The succession of precedence

Google has digitized the text of five million books. The old ones are in the public domain and you can read them online at http://books.google.com/. Most of the more recent ones are still protected by copyright law, but that law did not anticipate the ingenuity at Google. The individual words and phrases in all those books are now in a huge database that anyone can search. Maybe you can’t read every book online, but you can learn how book writers have used the language over the past two centuries at http://ngrams.googlelabs.com/. This allows a very new kind of literary research – answering questions without reading.  Although it turns out that some reading is still required.

I started studying ecological succession 30 years ago, and have read many times that Henry David Thoreau was the first to use the term ‘succession’ to refer to a sequence of plant species replacing one another over the course of years. This new database says otherwise.

Ngram search for "succession of forest trees" Click to enlarge

This search at Ngram suggests that the first use of Thoreau’s phrase “succession of forest trees” was in 1820, 40 years before Thoreau used the phrase in the title of his famous 1860 essay. However, the 1820 date is one of many mistakes in the Ngram database. It refers to a 1909 list of first edition books to be auctioned in New York. On the list’s cover is a facsimile of Edgar Allen Poe’s “Al Aaraaf, Tamerlane, and minor poems” clearly dated 1820 (strange because Tamerlane [1827] and Al Aaraaf [1829] were not even written then). The list also includes a report in which Thoreau’s 1860 essay appears, so the 1820 date became associated with the later “succession of forest trees” essay. So this is a false positive, and I had to do some reading to identify it as such.

The next occurrence of the phrase is in 1822 by Timothy Dwight in his “Travels; in New-England and New-York.” However, Dwight is referring to a spatial sequence of trees on a mountainside in central Vermont: “Up these precipices, from the water’s edge to their summits, rose a most elegant succession of forest trees, chiefly maple, beech, and evergreens.” This is a nice confirmation of recent studies of witness trees recorded in the earliest land surveys in Vermont which demonstrate that beech and hemlock were more common in the original forests than they are today. But it is not what I was looking for, and I had to read Dwight’s passage to learn that.

The next occurrence reported by Ngram is in 1845. But if you do the search linked on the page for the actual books, an 1828 document from the US Secretary of Agriculture includes this:

The fact of the spontaneous succession of forest trees of a different kind from those which had formerly grown on the same land, when the first growth has been cut off or burnt, was known to the people of the United States from their early settlement… although a similar fact had been, ten years before [1802], noticed by Mr. Cartwright in his journal of a residence in Labrador, Lon. 1792…

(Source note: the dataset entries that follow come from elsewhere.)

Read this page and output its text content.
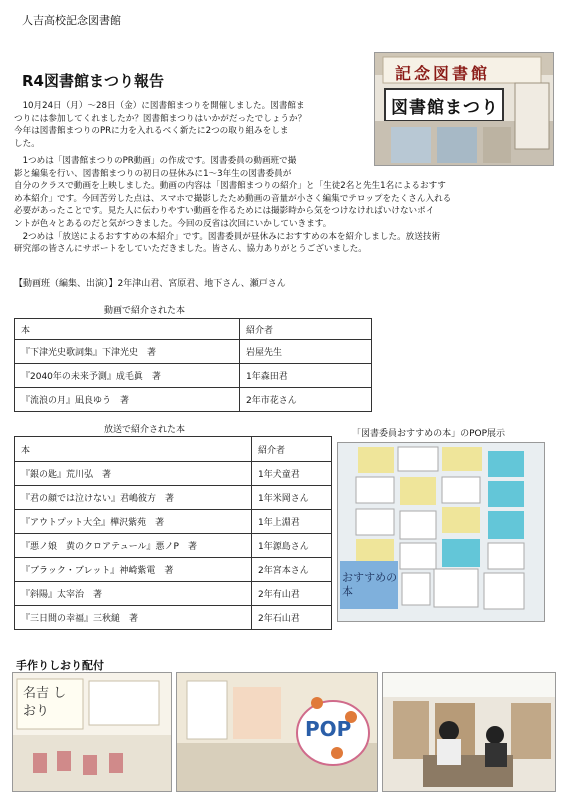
人吉高校記念図書館
R4図書館まつり報告	記念図書館
図書館まつり

　10月24日（月）～28日（金）に図書館まつりを開催しました。図書館ま
つりには参加してくれましたか？図書館まつりはいかがだったでしょうか？
今年は図書館まつりのPRに力を入れるべく新たに2つの取り組みをしま
した。

　1つめは「図書館まつりのPR動画」の作成です。図書委員の動画班で撮
影と編集を行い、図書館まつりの初日の昼休みに1～3年生の図書委員が
自分のクラスで動画を上映しました。動画の内容は「図書館まつりの紹介」と「生徒2名と先生1名によるおすす
め本紹介」です。今回苦労した点は、スマホで撮影したため動画の音量が小さく編集でテロップをたくさん入れる
必要があったことです。見た人に伝わりやすい動画を作るためには撮影時から気をつけなければいけないポイ
ントが色々とあるのだと気がつきました。今回の反省は次回にいかしていきます。
　2つめは「放送によるおすすめの本紹介」です。図書委員が昼休みにおすすめの本を紹介しました。放送技術
研究部の皆さんにサポートをしていただきました。皆さん、協力ありがとうございました。

【動画班（編集、出演）】2年津山君、宮原君、地下さん、瀬戸さん
動画で紹介された本
本	紹介者
『下津光史歌詞集』下津光史　著	岩屋先生
『2040年の未来予測』成毛眞　著	1年森田君
『流浪の月』凪良ゆう　著	2年市花さん
放送で紹介された本
本	紹介者
『銀の匙』荒川弘　著	1年犬童君
『君の顔では泣けない』君嶋彼方　著	1年米岡さん
『アウトプット大全』樺沢紫苑　著	1年上淵君
『悪ノ娘　黄のクロアテュール』悪ノP　著	1年源島さん
『ブラック・ブレット』神崎紫電　著	2年宮本さん
『斜陽』太宰治　著	2年有山君
『三日間の幸福』三秋縋　著	2年石山君
「図書委員おすすめの本」のPOP展示
おすすめの本
手作りしおり配付
名吉 しおり
POP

This is a legitimate use of the term ‘succession’ to mean ‘ecological succession.’ It even includes citations for references which might include earlier uses of the term. And even though this book is in Google’s stack of searchable scanned books, it was not included in the graphed results from the Ngram database. And it is not the only one left out of the graph.

An 1829 edition of “The Gardener’s Magazine,” and an 1838 “Penny Cyclopaedia” both use of the phrase to mean a sequence of tree species replacing one another through time. Thoreau was 19 years old in 1838, so these occurrences predate his much later use of the phrase. And the Ngram database did not return either of these.

Errors in Google’s scanning and optical character recognition process may be responsible for some of the discrepancies. The Ngram search is case-sensitive, so I also searched for “Succession of Forest Trees.” I got a very different result, and it included an 1808 book with an astute discussion of forest succession based on observations in Maryland of old growth oak forests with trees 5 to 7 feet in diameter surrounded by younger forests of beech, sugar maple, and hemlock (sounds like primeval Vermont!). This is an even earlier legitimate occurrence of the phrase, and despite the capitalized search I used to find it, the phrase was not capitalized in the book.

This new search tool has tremendous potential, and it’s getting a lot of press right now. Some of the press recognizes the tool’s shortcomings, and the errors should be obvious enough that most users will quickly learn of the limitations.

Limitations or not, I got the answer I sought. Thoreau was not first. Not even close. And I didn’t really need to read that much.